Visitasi ini bertujuan untuk mengetahui kebutuhan pengembangan wisata pantai Bidara. Dari hasil diskusi didapatkan usulan berupa akses jalan menuju lokasi wisata, pengembangan hutan mangrove, jembatan menuju laut. Akses menuju lokasi wisata masih sempit dan becek jika hujan, melewati kandang sapi dan rumah penduduk sehingga mengurangi minat pengunjung. Hutan Mangrove di lokasi Pantai Bidara sudah cukup rimbun hanya saja keragaman hayati belum nampak. Ditambah lagi dengan masih banyaknya kambing yang turun ke area mangrove yang memakan bibit mangrove. Jembatan menuju laut juga diusulkan oleh pihak Pemerintah Desa agar pengunjung dapat menikmati keindahan laut. Selama ini pengunjung kecewa karena jembatan yang sudah ada tidak sampai ke laut.
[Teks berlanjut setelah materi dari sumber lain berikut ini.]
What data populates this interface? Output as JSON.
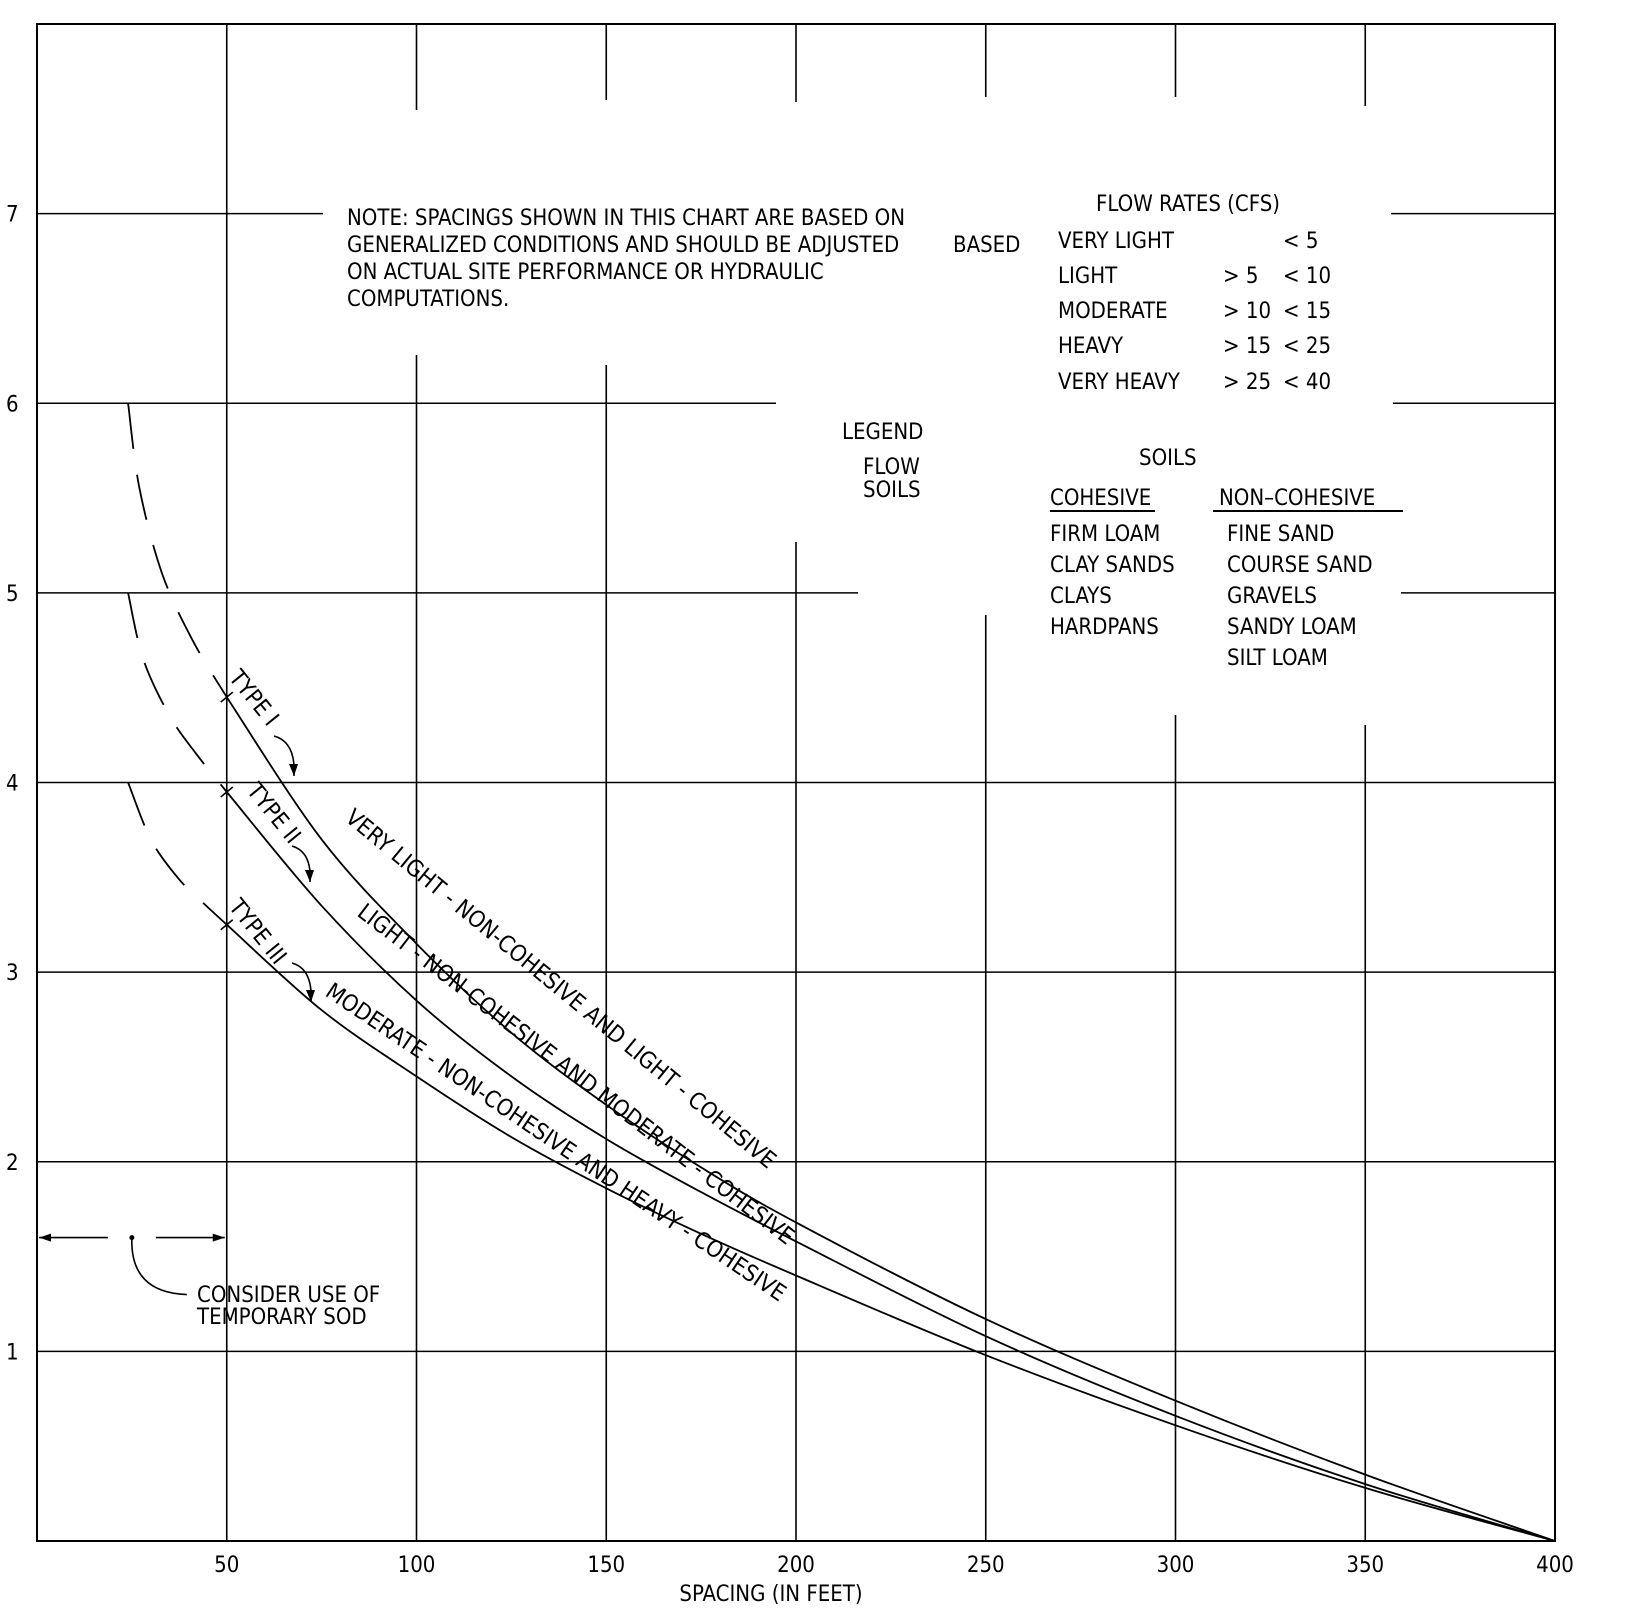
{
  "chart_data": {
    "type": "line",
    "xlabel": "SPACING (IN FEET)",
    "ylabel": "",
    "xlim": [
      0,
      400
    ],
    "ylim": [
      0,
      8
    ],
    "x_ticks": [
      "50",
      "100",
      "150",
      "200",
      "250",
      "300",
      "350",
      "400"
    ],
    "y_ticks": [
      "1",
      "2",
      "3",
      "4",
      "5",
      "6",
      "7"
    ],
    "grid": true,
    "series": [
      {
        "name": "TYPE I",
        "label": "VERY LIGHT - NON-COHESIVE AND LIGHT - COHESIVE",
        "x": [
          50,
          75,
          100,
          125,
          150,
          175,
          200,
          250,
          300,
          350,
          400
        ],
        "y": [
          4.45,
          3.7,
          3.15,
          2.68,
          2.3,
          1.97,
          1.68,
          1.17,
          0.74,
          0.35,
          0
        ],
        "dashed_extension": {
          "x": [
            24,
            27,
            33,
            41,
            50
          ],
          "y": [
            6.0,
            5.55,
            5.1,
            4.75,
            4.45
          ]
        }
      },
      {
        "name": "TYPE II",
        "label": "LIGHT - NON-COHESIVE AND MODERATE - COHESIVE",
        "x": [
          50,
          75,
          100,
          125,
          150,
          175,
          200,
          250,
          300,
          350,
          400
        ],
        "y": [
          3.95,
          3.35,
          2.85,
          2.45,
          2.12,
          1.84,
          1.58,
          1.08,
          0.66,
          0.3,
          0
        ],
        "dashed_extension": {
          "x": [
            24,
            28,
            35,
            42,
            50
          ],
          "y": [
            5.0,
            4.65,
            4.35,
            4.15,
            3.95
          ]
        }
      },
      {
        "name": "TYPE III",
        "label": "MODERATE - NON-COHESIVE AND HEAVY - COHESIVE",
        "x": [
          50,
          75,
          100,
          125,
          150,
          175,
          200,
          250,
          300,
          350,
          400
        ],
        "y": [
          3.25,
          2.8,
          2.45,
          2.13,
          1.86,
          1.62,
          1.4,
          0.98,
          0.61,
          0.28,
          0
        ],
        "dashed_extension": {
          "x": [
            24,
            30,
            37,
            43,
            50
          ],
          "y": [
            4.0,
            3.7,
            3.5,
            3.38,
            3.25
          ]
        }
      }
    ],
    "sod_zone": {
      "x_range": [
        0,
        50
      ],
      "y": 1.6
    },
    "annotations": {
      "sod": [
        "CONSIDER USE OF",
        "TEMPORARY SOD"
      ],
      "note": [
        "NOTE:  SPACINGS SHOWN IN THIS CHART ARE BASED ON",
        "GENERALIZED CONDITIONS AND SHOULD BE ADJUSTED",
        "ON ACTUAL SITE PERFORMANCE OR HYDRAULIC",
        "COMPUTATIONS."
      ],
      "based": "BASED",
      "legend": "LEGEND",
      "legend_flow": "FLOW",
      "legend_soils": "SOILS"
    },
    "flow_rates": {
      "title": "FLOW RATES (CFS)",
      "rows": [
        {
          "name": "VERY LIGHT",
          "gt": "",
          "lt": "< 5"
        },
        {
          "name": "LIGHT",
          "gt": "> 5",
          "lt": "< 10"
        },
        {
          "name": "MODERATE",
          "gt": "> 10",
          "lt": "< 15"
        },
        {
          "name": "HEAVY",
          "gt": "> 15",
          "lt": "< 25"
        },
        {
          "name": "VERY HEAVY",
          "gt": "> 25",
          "lt": "< 40"
        }
      ]
    },
    "soils": {
      "title": "SOILS",
      "cohesive_header": "COHESIVE",
      "noncohesive_header": "NON–COHESIVE",
      "cohesive": [
        "FIRM LOAM",
        "CLAY SANDS",
        "CLAYS",
        "HARDPANS"
      ],
      "noncohesive": [
        "FINE SAND",
        "COURSE SAND",
        "GRAVELS",
        "SANDY LOAM",
        "SILT LOAM"
      ]
    }
  }
}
Tim Visitasi Dewi SAE juga memberikan saran kepada Pemerintah Desa. Legalitas lahan dapat dikoordinasikan dengan Dinas Kelautan Provinsi Jawa Timur melalui pokmaswas. Oleh karena itu perlu penguatan pokmaswas agar wisata ini tidak hanya menjadi sumber Pendapatan Asli Desa tapi juga bisa menjadi kawasan konservasi. Salah satu usulan yang menarik adalah mengubah nama destinasi wisata. Wisata Pantai Bidara dirubah menjadi Wisata Mangrove Bidara. (yeni_menik).